In [None]:
# Install dependencies
!pip install pytesseract pdf2image opencv-python-headless

import os
import cv2
import pytesseract
import numpy as np
import json
from PIL import Image
from pdf2image import convert_from_path
from google.colab import drive

In [None]:
#  Mount Google Drive
drive.mount('/content/drive')

#  Folder where your PDFs are stored in Drive
pdf_folder = "/content/drive/MyDrive/OCR_PDFs"   # <-- Change this to your folder path
output_folder = "/content/drive/MyDrive/OCR_Results"

# Make sure output folder exists
os.makedirs(output_folder, exist_ok=True)

In [None]:
#  Preprocessing function
def preprocess_image(img_path):
    img = cv2.imread(img_path, cv2.IMREAD_GRAYSCALE)
    # Binarize using Otsu thresholding
    img = cv2.threshold(img, 0, 255, cv2.THRESH_BINARY + cv2.THRESH_OTSU)[1]
    # Denoise
    img = cv2.fastNlMeansDenoising(img, h=30)
    # Deskew
    coords = np.column_stack(np.where(img > 0))
    angle = cv2.minAreaRect(coords)[-1]
    if angle < -45:
        angle = -(90 + angle)
    else:
        angle = -angle
    (h, w) = img.shape[:2]
    M = cv2.getRotationMatrix2D((w // 2, h // 2), angle, 1.0)
    img = cv2.warpAffine(img, M, (w, h), flags=cv2.INTER_CUBIC, borderMode=cv2.BORDER_REPLICATE)
    return img

In [None]:
#  Loop through all PDFs in the folder
for pdf_file in os.listdir(pdf_folder):
    if not pdf_file.lower().endswith(".pdf"):
        continue

    pdf_path = os.path.join(pdf_folder, pdf_file)
    pdf_name = os.path.splitext(pdf_file)[0]
    print(f"\n Processing PDF: {pdf_file}")
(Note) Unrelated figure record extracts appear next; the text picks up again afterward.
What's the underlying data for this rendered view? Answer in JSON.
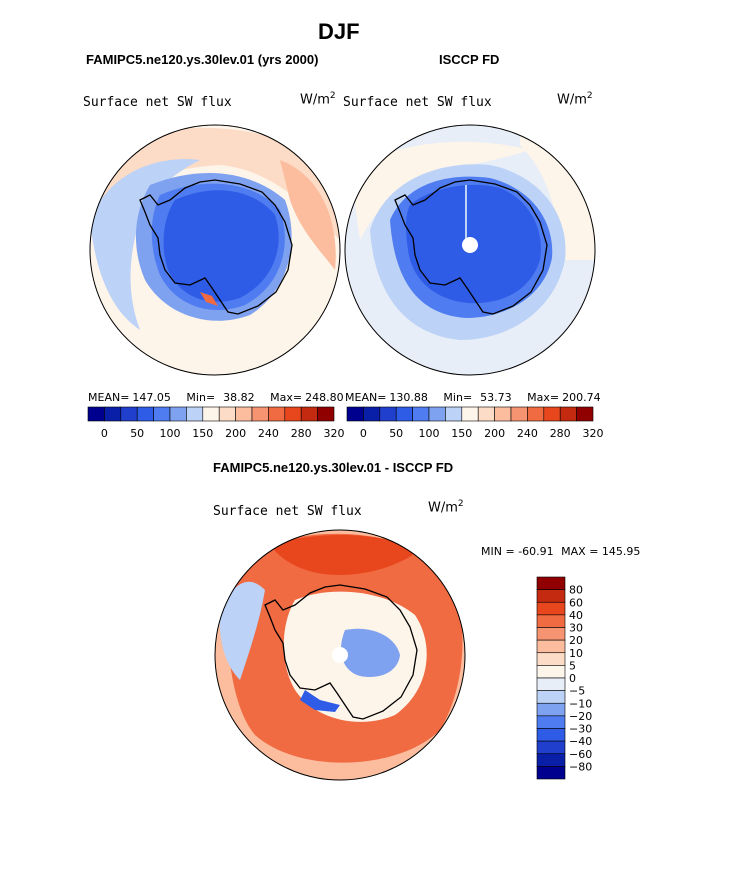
{
  "figure": {
    "title": "DJF",
    "units_label": "W/m",
    "units_exp": "2"
  },
  "chart_data": [
    {
      "type": "heatmap",
      "projection": "south polar stereographic",
      "subtitle": "FAMIPC5.ne120.ys.30lev.01 (yrs 2000)",
      "variable": "Surface net SW flux",
      "units": "W/m2",
      "stats": {
        "mean_label": "MEAN=",
        "mean": "147.05",
        "min_label": "Min=",
        "min": "38.82",
        "max_label": "Max=",
        "max": "248.80"
      },
      "colorbar": {
        "levels": [
          0,
          25,
          50,
          75,
          100,
          125,
          150,
          175,
          200,
          220,
          240,
          260,
          280,
          300,
          320
        ],
        "tick_labels": [
          "0",
          "50",
          "100",
          "150",
          "200",
          "240",
          "280",
          "320"
        ]
      }
    },
    {
      "type": "heatmap",
      "projection": "south polar stereographic",
      "subtitle": "ISCCP FD",
      "variable": "Surface net SW flux",
      "units": "W/m2",
      "stats": {
        "mean_label": "MEAN=",
        "mean": "130.88",
        "min_label": "Min=",
        "min": "53.73",
        "max_label": "Max=",
        "max": "200.74"
      },
      "colorbar": {
        "levels": [
          0,
          25,
          50,
          75,
          100,
          125,
          150,
          175,
          200,
          220,
          240,
          260,
          280,
          300,
          320
        ],
        "tick_labels": [
          "0",
          "50",
          "100",
          "150",
          "200",
          "240",
          "280",
          "320"
        ]
      }
    },
    {
      "type": "heatmap",
      "projection": "south polar stereographic",
      "subtitle": "FAMIPC5.ne120.ys.30lev.01 - ISCCP FD",
      "variable": "Surface net SW flux",
      "units": "W/m2",
      "stats": {
        "min_label": "MIN =",
        "min": "-60.91",
        "max_label": "MAX =",
        "max": "145.95"
      },
      "colorbar": {
        "orientation": "vertical",
        "levels": [
          -80,
          -60,
          -40,
          -30,
          -20,
          -10,
          -5,
          0,
          5,
          10,
          20,
          30,
          40,
          60,
          80
        ],
        "tick_labels": [
          "80",
          "60",
          "40",
          "30",
          "20",
          "10",
          "5",
          "0",
          "−5",
          "−10",
          "−20",
          "−30",
          "−40",
          "−60",
          "−80"
        ]
      }
    }
  ],
  "colors": {
    "scale": [
      "#00008f",
      "#0a1fa8",
      "#1f3fcc",
      "#2f5ce6",
      "#4f7cf0",
      "#7fa2f0",
      "#bcd2f6",
      "#fdf4ea",
      "#fcdcc6",
      "#fbbd9e",
      "#f69471",
      "#f06a42",
      "#e8461c",
      "#c42a0f",
      "#900000"
    ],
    "diverging": [
      "#00008f",
      "#0a1fa8",
      "#1f3fcc",
      "#2f5ce6",
      "#4f7cf0",
      "#7fa2f0",
      "#bcd2f6",
      "#e8eef8",
      "#fdf4ea",
      "#fcdcc6",
      "#fbbd9e",
      "#f69471",
      "#f06a42",
      "#e8461c",
      "#c42a0f",
      "#900000"
    ]
  }
}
    # Convert PDF to images
    pages = convert_from_path(pdf_path, dpi=300)

    results = {}

    for i, page in enumerate(pages):
        img_path = f"/content/page_{i+1}.png"
        page.save(img_path, "PNG")

        print(f"    Page {i+1}/{len(pages)}...")

        # Preprocess
        proc_img = preprocess_image(img_path)
        cv2.imwrite(f"/content/preproc_{i+1}.png", proc_img)

        # Run Tesseract OCR
        tess_text = pytesseract.image_to_string(proc_img)

        # Save results
        results[f"Page_{i+1}"] = {
            "Tesseract": tess_text.strip()
        }

    # Save results JSON in Drive
    output_path = os.path.join(output_folder, f"{pdf_name}_ocr_results.json")
    with open(output_path, "w", encoding="utf-8") as f:
        json.dump(results, f, indent=4, ensure_ascii=False)

    print(f"    Saved: {output_path}")

print("\n All PDFs processed! JSONs saved in:", output_folder)